Although Rima’s “tongue was stopped’ after a harrowing incident at a checkpoint at the early onset of the Syrian war, and she doesn’t understand much of what surrounds her, she soon finds that she prefers to communicate through her drawings, a more apt medium than words. However, after being rescued from a military hospital and tied up in a basement in Ghouta, a besieged suburb of Damascus to which her brother has brought her after rescuing her, Rima, with access to only pen and paper, proceeds to write down her story, primarily about the “disappearance” of her mother, the days “before the summer sky rained those bubbles with the horrible smell,” and the women who sleep in their hijabs who might die at any moment (and they do), worried about their modesty. Young Rima writes and writes, assuring her imaginary readers from the outset that her story is not only real but also the complete truth. She promises more of the same should she survive.
This is a bleak, haunting novel, difficult at times due its heavy subject but nonetheless a powerful narrative from the Syrian war’s most vulnerable. It can be slightly disorienting due to the unreliability of its young narrator, whose voice fluctuates between that of an adolescent and an adult. Yazbek refers to fairy tales and fantasy to hone her themes of women’s freedom, the relationship between writing and violence, and the new language we might construct in the midst of the terrible events we are living through, with multiple references to Alice in Wonderland and The Little Prince, from which the title of the book is derived. “Rima is a woman-child who tells of the war through her initial shock,” says Yazbek in a quotation printed on the first page of the novel.

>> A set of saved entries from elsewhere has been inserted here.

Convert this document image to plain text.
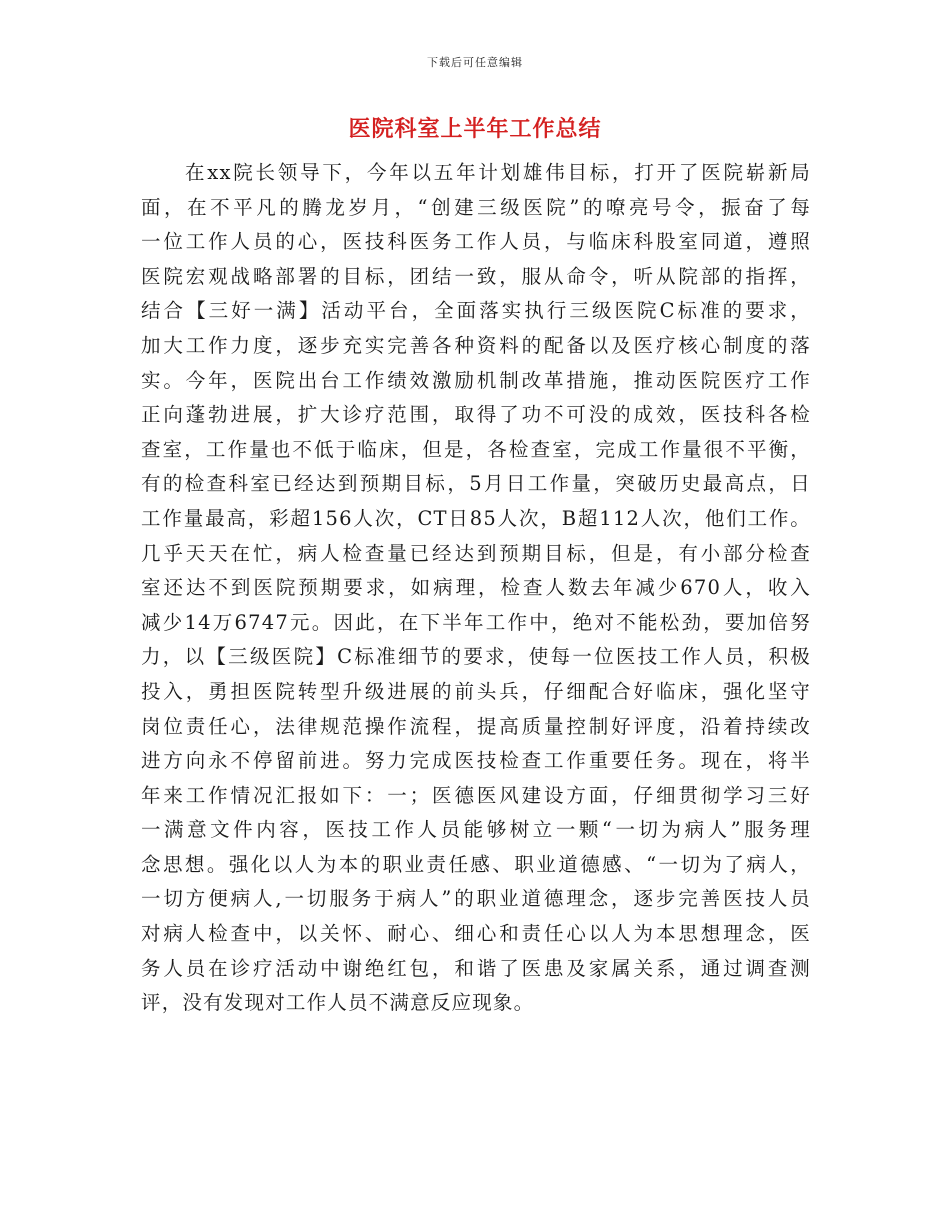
下载后可任意编辑
医院科室上半年工作总结
在xx院长领导下，今年以五年计划雄伟目标，打开了医院崭新局
面，在不平凡的腾龙岁月，“创建三级医院”的嘹亮号令，振奋了每
一位工作人员的心，医技科医务工作人员，与临床科股室同道，遵照
医院宏观战略部署的目标，团结一致，服从命令，听从院部的指挥，
结合【三好一满】活动平台，全面落实执行三级医院C标准的要求，
加大工作力度，逐步充实完善各种资料的配备以及医疗核心制度的落
实。今年，医院出台工作绩效激励机制改革措施，推动医院医疗工作
正向蓬勃进展，扩大诊疗范围，取得了功不可没的成效，医技科各检
查室，工作量也不低于临床，但是，各检查室，完成工作量很不平衡，
有的检查科室已经达到预期目标，5月日工作量，突破历史最高点，日
工作量最高，彩超156人次，CT日85人次，B超112人次，他们工作。
几乎天天在忙，病人检查量已经达到预期目标，但是，有小部分检查
室还达不到医院预期要求，如病理，检查人数去年减少670人，收入
减少14万6747元。因此，在下半年工作中，绝对不能松劲，要加倍努
力，以【三级医院】C标准细节的要求，使每一位医技工作人员，积极
投入，勇担医院转型升级进展的前头兵，仔细配合好临床，强化坚守
岗位责任心，法律规范操作流程，提高质量控制好评度，沿着持续改
进方向永不停留前进。努力完成医技检查工作重要任务。现在，将半
年来工作情况汇报如下：一；医德医风建设方面，仔细贯彻学习三好
一满意文件内容，医技工作人员能够树立一颗“一切为病人”服务理
念思想。强化以人为本的职业责任感、职业道德感、“一切为了病人，
一切方便病人,一切服务于病人”的职业道德理念，逐步完善医技人员
对病人检查中，以关怀、耐心、细心和责任心以人为本思想理念，医
务人员在诊疗活动中谢绝红包，和谐了医患及家属关系，通过调查测
评，没有发现对工作人员不满意反应现象。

Leri Price’s translation is exquisite and masterful, a further demonstration of the heights to which language can soar, and a testament to the vividness of imagery, both uplifting and horrific. “I wouldn’t normally recommend translating a book about a girl trapped in a cellar while a global lockdown kept us all trapped in different ways,” Price confesses, “but it must be said that Rima was consistently an enjoyable companion throughout a difficult time … and I hope readers respond as I did to her boundless curiosity, her sharp eye, and her soaring, striving, limitless imagination.”